= Neal Evans =

Canadian businessman

Neal "Curly" Evans (c. 1888–1945) was a freight industry entrepreneur in the Bridge River–Lillooet Country of the Interior of British Columbia, Canada. He acquired a reputation in that region for his enterprise, daring, and personality.

Evans was born in the Dakotas and came to the Cariboo as a boy. His nickname derives from the curly, dark hair of his youth ("a mass of raven locks"), although later in life he was balding. His freighting career spanned the age from times on the Cariboo Road to bush piloting, instructed by no less than Ginger Coote, who pioneered flying in the Bridge River and Fort St. James areas of BC. Around 1910, Evans was employed by the BC Express Company (formerly Barnard's Express) out of Ashcroft, British Columbia.
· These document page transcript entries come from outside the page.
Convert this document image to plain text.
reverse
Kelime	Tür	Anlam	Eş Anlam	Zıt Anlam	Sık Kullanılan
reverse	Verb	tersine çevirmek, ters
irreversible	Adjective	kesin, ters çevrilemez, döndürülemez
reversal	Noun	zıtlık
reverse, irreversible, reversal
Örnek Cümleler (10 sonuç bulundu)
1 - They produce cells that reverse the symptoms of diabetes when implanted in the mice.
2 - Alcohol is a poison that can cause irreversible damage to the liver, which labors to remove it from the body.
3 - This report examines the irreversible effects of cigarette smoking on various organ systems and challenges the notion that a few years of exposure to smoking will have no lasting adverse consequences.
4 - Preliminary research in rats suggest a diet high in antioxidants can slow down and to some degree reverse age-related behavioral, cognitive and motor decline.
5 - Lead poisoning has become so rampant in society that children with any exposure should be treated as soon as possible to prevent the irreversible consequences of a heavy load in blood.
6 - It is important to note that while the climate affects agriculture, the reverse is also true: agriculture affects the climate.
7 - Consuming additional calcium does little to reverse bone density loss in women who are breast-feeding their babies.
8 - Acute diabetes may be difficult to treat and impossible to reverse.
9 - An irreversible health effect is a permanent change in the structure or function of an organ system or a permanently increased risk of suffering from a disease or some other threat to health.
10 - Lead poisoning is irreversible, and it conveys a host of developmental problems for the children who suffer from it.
Like many others in this region, he also became a cowboy and a miner.

As gold extraction began to boom into the Bridge River Goldfields, Evans was one of the many who started freighting operations to supply the mines and prospectors in that area and earned a reputation for reliability in delivering freight despite all obstacles, including floods, mountain slides and blizzards. With the development of a proper road into the Upper Bridge River from Shalalth on Seton Lake, Evans expanded his personal operation into a fleet of trucks and passenger vehicles, eventually becoming the owner of one of the largest transportation firms in the BC Interior, most of its business derived from Bralorne Mine and other Bridge River mining camps, and also from the construction of the Bridge River Power Project. Although never seen to fruition, Evans intended his company to expand into air freight.